Roadkill isn’t something glamorous or appealing to the eye; not something many people like seeing or getting a closer look. A closer look is by far the best way to describe how I looked at roadkill in my honours year. From a scientific perspective studying roadkill is a great way to start understanding of how wildlife is impacted by roads. In 2015 I worked in Addo Elephant National Park (Addo) on roadkill. More specifically, what factors led to roadkill in Addo. This project formed part of a long-term study that the Endangered Wildlife Trust’s (EWT) Wildlife and Roads Project are conducting nationwide.
How does one study roadkill?
Firstly, we used modelling in ArcGIS. Quite a finicky yet very powerful mapping program once you get the knack of it. The idea was to identify roads that pose a low, medium and high risk for roadkill using a number of predictors. Predictors were; proximity to gates, lodges, waterholes, and the road surface (tar or gravel). So in GIS the predictors were used in modelling software to generate a transect route of high medium and low-risk roads through Addo. I drove these roads (~140km) on two consecutive days once a month of six months (Figure 1). At each roadkill event, a whole array of measurements were recorded. This was to determine whether any other factors contributing to roadkill were not used in the models. Roadkill of both vertebrates and invertebrate species were recorded in my study. Invertebrates are not often something looked at when conducting roadkill surveys, but they were included in my study due to the Addo flightless dung beetle been endemic to the region.
After the six months of data collection and some great experiences in Addo, it was time to bring all the data together. Many long hours were spent trying to figure out GIS and R (another one of those powerful programs, once you’ve mastered it, this time for stats). Finally, after much hair pulling and shouting at an unresponsive laptop the answers to my questions started to come to life. It was great timing too, with not much time until due dates.
So what was the result of these stressful times? Well, something quite cool.
Having figured out GIS, the coordinates of the roadkill were used to produce hotspot maps of roadkill (Figure 2). There were two main hotspots for roadkill in Addo, one of which fell on a high-risk road and the other on a low-risk road. This showed that some predictors used to model the risk of roads were correctly predicting roadkill occurrence. While other predictors need to be addressed. This pointed us in the direction that something else was playing a part in roadkill events. The area with a hot spot on a low-risk road (western side of the map) is a road with high traffic volumes as it’s the only connection between the northern and southern section of the reserve. This is due to the eastern road being a private concession, Gorah Elephant Camp. To add o these high volumes of traffic in the region of the hot spot there are some points of interest. These being Jack’s picnic site and the Spekboom hide. These three factors all potentially contributing to higher volumes of traffic and therefore this hotspot for roadkill in the region.
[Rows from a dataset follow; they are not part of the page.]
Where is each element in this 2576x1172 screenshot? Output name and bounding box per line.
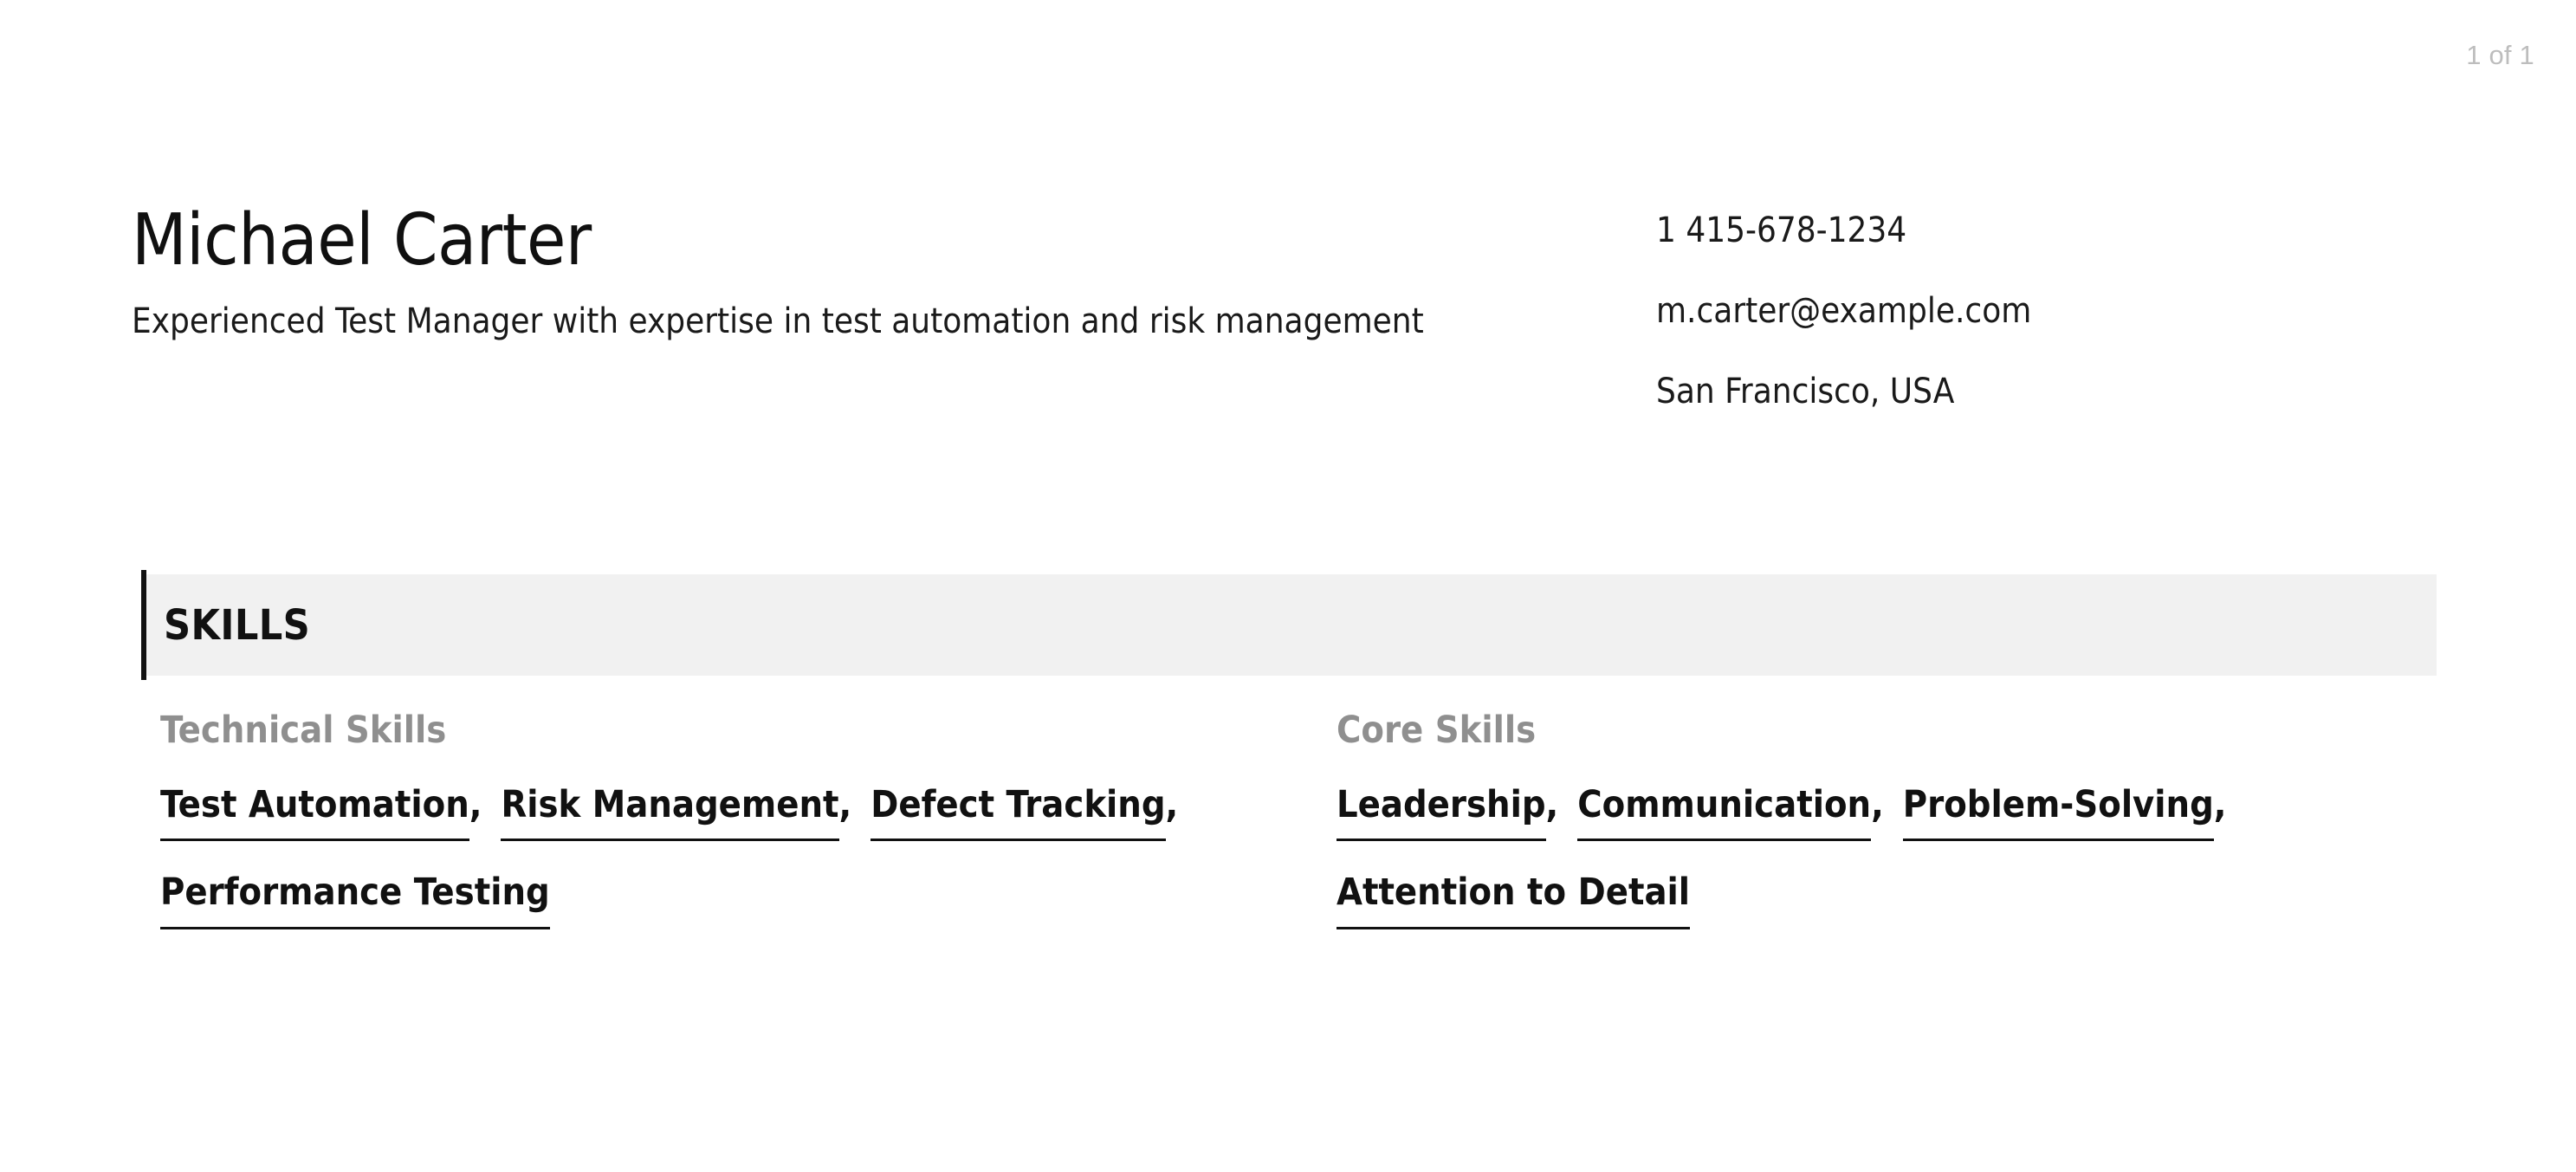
skill-item: Leadership, bbox=[1337, 783, 1559, 842]
skill-label: Test Automation bbox=[160, 785, 469, 842]
skills-group-core: Core Skills Leadership, Communication, Pro… bbox=[1337, 712, 2513, 961]
skill-separator: , bbox=[1165, 783, 1179, 826]
resume-header: Michael Carter Experienced Test Manager … bbox=[132, 204, 2444, 409]
skill-label: Communication bbox=[1577, 785, 1872, 842]
skill-label: Attention to Detail bbox=[1337, 872, 1691, 929]
skill-item: Test Automation, bbox=[160, 783, 482, 842]
contact-phone: 1 415-678-1234 bbox=[1656, 210, 1907, 250]
page-indicator: 1 of 1 bbox=[2466, 40, 2534, 70]
skill-separator: , bbox=[838, 783, 852, 826]
skill-label: Performance Testing bbox=[160, 872, 550, 929]
skills-group-technical: Technical Skills Test Automation, Risk Ma… bbox=[160, 712, 1337, 961]
contact-email: m.carter@example.com bbox=[1656, 291, 2032, 331]
skills-subheading: Core Skills bbox=[1337, 709, 1537, 752]
skills-section: SKILLS Technical Skills Test Automation,… bbox=[141, 570, 2437, 961]
skill-label: Leadership bbox=[1337, 785, 1546, 842]
section-title: SKILLS bbox=[164, 600, 311, 650]
skills-list: Leadership, Communication, Problem-Solving… bbox=[1337, 785, 2419, 961]
skill-label: Problem-Solving bbox=[1902, 785, 2214, 842]
identity-block: Michael Carter Experienced Test Manager … bbox=[132, 204, 1656, 346]
skill-separator: , bbox=[2213, 783, 2227, 826]
skill-label: Defect Tracking bbox=[871, 785, 1166, 842]
skill-item: Defect Tracking, bbox=[871, 783, 1179, 842]
skill-item: Problem-Solving, bbox=[1902, 783, 2227, 842]
skill-item: Attention to Detail bbox=[1337, 872, 1691, 929]
section-header-band: SKILLS bbox=[141, 570, 2437, 680]
resume-page: 1 of 1 Michael Carter Experienced Test M… bbox=[0, 0, 2576, 1172]
skill-separator: , bbox=[1545, 783, 1559, 826]
skills-list: Test Automation, Risk Management, Defect T… bbox=[160, 785, 1243, 961]
skills-columns: Technical Skills Test Automation, Risk Ma… bbox=[141, 712, 2437, 961]
professional-headline: Experienced Test Manager with expertise … bbox=[132, 301, 1424, 341]
skill-item: Risk Management, bbox=[501, 783, 852, 842]
skill-item: Performance Testing bbox=[160, 872, 550, 929]
candidate-name: Michael Carter bbox=[132, 199, 592, 282]
skills-subheading: Technical Skills bbox=[160, 709, 447, 752]
contact-block: 1 415-678-1234 m.carter@example.com San … bbox=[1656, 204, 2444, 409]
skill-label: Risk Management bbox=[501, 785, 839, 842]
skill-separator: , bbox=[1871, 783, 1884, 826]
skill-separator: , bbox=[469, 783, 482, 826]
section-accent-bar bbox=[141, 570, 146, 680]
skill-item: Communication, bbox=[1577, 783, 1884, 842]
contact-location: San Francisco, USA bbox=[1656, 372, 1955, 411]
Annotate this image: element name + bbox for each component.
Combining the results from GIS and R we found that road surface and distance to thicket were the significant contributors to roadkill within the reserve. More roadkill occurred on tarred roads, as was expected. While, as the distance between the road and the thicket decreased there was an increase in roadkill. Both of the hotspots for roadkill fall over sections of road that have <1meter between the road the thicket. This showing that this factor is playing a significant role in roadkill events. It’s believed this is a result of visual impairment with both drivers and animals fail to detect potential danger and therefore are unable to avoid collisions. Other contributing factors to roadkill in Addo were bends and hills in the road, however, these were not significant, largely due to not enough data been collected.
In the end, roadkill in Addo was largely a result of the road surface and the distance between the road and thicket vegetation. This shows that changes need to be made to the predictors we use in modelling programs to accurately predict roadkill events.
Modelling has the potential to be successfully used in predicting roadkill hotspot probability in protected areas. From gaining a better idea of contributing factors to roadkill occurrence from this study we can develop our modelling processes. This will lead to improved roadkill monitoring systems in protected areas. All in all, we would be able to use these programs to reduce roadkill events and reduce the unnecessary impact that roads have on wildlife in our protected areas.
I would like to thank SANParks and Gorah Elephant Camp for allowing us to conduct this work in the reserve. A big thanks to all the helping hands. From those that joined me in the park driving around Addo, pretty much one long game drive (tough stuff), to the identification of some pretty squashed animals and lastly to the geniuses that understand and helped with GIS and stats.